Check the proportions of $p$-value of the $F$-test in the `F_fs` column that are below the 5% significance level. Note that these tests were run using the the first split of the data used to select the model.

> Hint: you've done something similar in **Question 2.5**

_Assign your answer to an object called `fs_split1_type_I_error`. Your answer should be a single number._

In [None]:
# fs_split1_type_I_error <- ... 

# your code here
fail() # No Answer - remove if you provide an answer

fs_split1_type_I_error

In [None]:
test_3.1()

**Question 3.2** 
<br> {points: 1}

Check the proportions of $p$-value of the $F$-test in the `F_pvalue` column that are below the 5% significance level. Note that these tests were run using the the second split of the data that was *not used* to select the model.

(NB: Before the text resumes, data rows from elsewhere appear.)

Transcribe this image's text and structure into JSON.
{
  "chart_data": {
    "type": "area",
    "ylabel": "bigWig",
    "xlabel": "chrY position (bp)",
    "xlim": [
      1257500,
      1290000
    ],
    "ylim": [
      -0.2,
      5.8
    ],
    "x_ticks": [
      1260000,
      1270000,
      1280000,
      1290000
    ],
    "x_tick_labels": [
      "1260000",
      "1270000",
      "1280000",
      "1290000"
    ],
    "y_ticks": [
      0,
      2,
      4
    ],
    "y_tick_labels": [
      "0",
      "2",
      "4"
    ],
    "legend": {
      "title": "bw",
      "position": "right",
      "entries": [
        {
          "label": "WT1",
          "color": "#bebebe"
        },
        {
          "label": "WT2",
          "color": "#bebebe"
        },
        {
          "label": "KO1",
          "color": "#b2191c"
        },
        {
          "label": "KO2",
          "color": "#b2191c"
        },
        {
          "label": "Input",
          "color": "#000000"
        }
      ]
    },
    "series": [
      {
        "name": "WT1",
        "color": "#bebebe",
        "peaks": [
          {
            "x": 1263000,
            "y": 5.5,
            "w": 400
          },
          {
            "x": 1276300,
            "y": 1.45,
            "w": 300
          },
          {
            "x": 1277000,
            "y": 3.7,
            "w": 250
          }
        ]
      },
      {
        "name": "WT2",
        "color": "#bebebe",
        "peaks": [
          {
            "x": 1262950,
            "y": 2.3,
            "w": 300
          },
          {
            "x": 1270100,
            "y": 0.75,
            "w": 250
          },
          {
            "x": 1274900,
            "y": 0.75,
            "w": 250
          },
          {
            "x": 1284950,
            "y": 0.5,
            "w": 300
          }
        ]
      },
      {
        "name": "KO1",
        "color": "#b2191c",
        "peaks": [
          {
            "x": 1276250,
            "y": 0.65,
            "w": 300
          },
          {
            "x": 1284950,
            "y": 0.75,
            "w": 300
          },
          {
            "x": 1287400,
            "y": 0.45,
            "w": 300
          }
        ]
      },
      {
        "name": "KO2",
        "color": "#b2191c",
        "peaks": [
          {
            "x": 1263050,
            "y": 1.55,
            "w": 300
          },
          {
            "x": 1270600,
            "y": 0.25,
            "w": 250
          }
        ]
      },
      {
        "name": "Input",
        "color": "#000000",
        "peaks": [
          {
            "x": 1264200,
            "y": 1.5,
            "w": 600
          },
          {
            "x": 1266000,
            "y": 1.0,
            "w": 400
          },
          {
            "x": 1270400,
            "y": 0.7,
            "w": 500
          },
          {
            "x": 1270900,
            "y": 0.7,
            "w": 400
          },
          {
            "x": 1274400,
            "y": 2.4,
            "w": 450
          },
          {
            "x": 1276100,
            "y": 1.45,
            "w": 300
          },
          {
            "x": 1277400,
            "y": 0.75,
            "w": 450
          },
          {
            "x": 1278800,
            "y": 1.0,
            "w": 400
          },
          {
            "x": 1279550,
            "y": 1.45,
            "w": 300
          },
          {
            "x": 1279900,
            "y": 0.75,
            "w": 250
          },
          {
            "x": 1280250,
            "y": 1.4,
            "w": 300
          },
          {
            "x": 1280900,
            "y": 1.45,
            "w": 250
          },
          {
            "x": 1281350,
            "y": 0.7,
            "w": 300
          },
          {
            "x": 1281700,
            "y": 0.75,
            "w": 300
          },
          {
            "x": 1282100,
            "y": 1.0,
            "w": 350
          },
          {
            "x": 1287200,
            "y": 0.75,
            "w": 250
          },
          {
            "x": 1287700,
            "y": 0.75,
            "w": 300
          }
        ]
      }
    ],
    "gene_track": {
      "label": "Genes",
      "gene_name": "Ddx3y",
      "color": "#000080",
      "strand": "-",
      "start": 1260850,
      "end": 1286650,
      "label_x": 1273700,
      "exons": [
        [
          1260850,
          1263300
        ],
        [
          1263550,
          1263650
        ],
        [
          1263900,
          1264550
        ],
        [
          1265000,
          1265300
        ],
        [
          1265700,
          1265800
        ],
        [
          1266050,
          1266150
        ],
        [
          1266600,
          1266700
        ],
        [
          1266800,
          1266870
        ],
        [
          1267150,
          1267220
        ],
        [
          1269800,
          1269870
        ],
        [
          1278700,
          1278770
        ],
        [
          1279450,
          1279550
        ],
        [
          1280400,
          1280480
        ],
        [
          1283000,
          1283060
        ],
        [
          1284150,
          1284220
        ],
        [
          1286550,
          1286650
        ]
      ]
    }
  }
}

_Assign your answer to an object called `fs_split2_type_I_error`. Your answer should be a single number._

In [None]:
# fs_split2_type_I_error <- ... 

# your code here
fail() # No Answer - remove if you provide an answer

fs_split2_type_I_error

In [None]:
test_3.2()

**Question 3.3**
<br>{points: 1}

True or false?

If we split the data and use different part for model selection and inference, the type I error of the F-test after the forward selection is close to the significance level. 

_Assign your answer to an object called `answer3.3`. Your answer should be either "true" or "false", surrounded by quotes._

In [None]:
# answer3.3 <- ...

# your code here
fail() # No Answer - remove if you provide an answer

In [None]:
test_3.3()

### Class discussion 
Contrast the `forward_selection_type_I_error` and `nominal_type_I_error`. Are they similar? Why do you think this is happening. 

<font color='darkred'>The post-inference problem in models selected through forward selection, as examined in this simulation study, *also occurs with LASSO*. </font>

In the tutorial, you will address the problem by splitting the dataset -- one part for selecting variables using LASSO and the other for fitting the model for inference. 

## Conclusions

#### Lasso has two problems:

- **Biased estimators**: we can take care of this by fitting regular least squares on the variables selected by Lasso. This approach is called **post-lasso**.

- **Post-inference**: fitting a LS regression after LASSO, we are using the data to select the variables as well as to conduct inference. We cannot rely on the inference given by the `lm`, unless we split the data to take care of this problem.

#### Post-inference problem:

- we can not use the same data to select variables of the model and to conduct inference ("double dipping"). 

- the inference results given by the `lm` are not valid (as seen in the first part of the worksheet). 

- if we split the data, we can use one part to select and the other part to estimate and build tests.

- more sophisticated methods have been proposed to address this problem (beyond the scope of this course).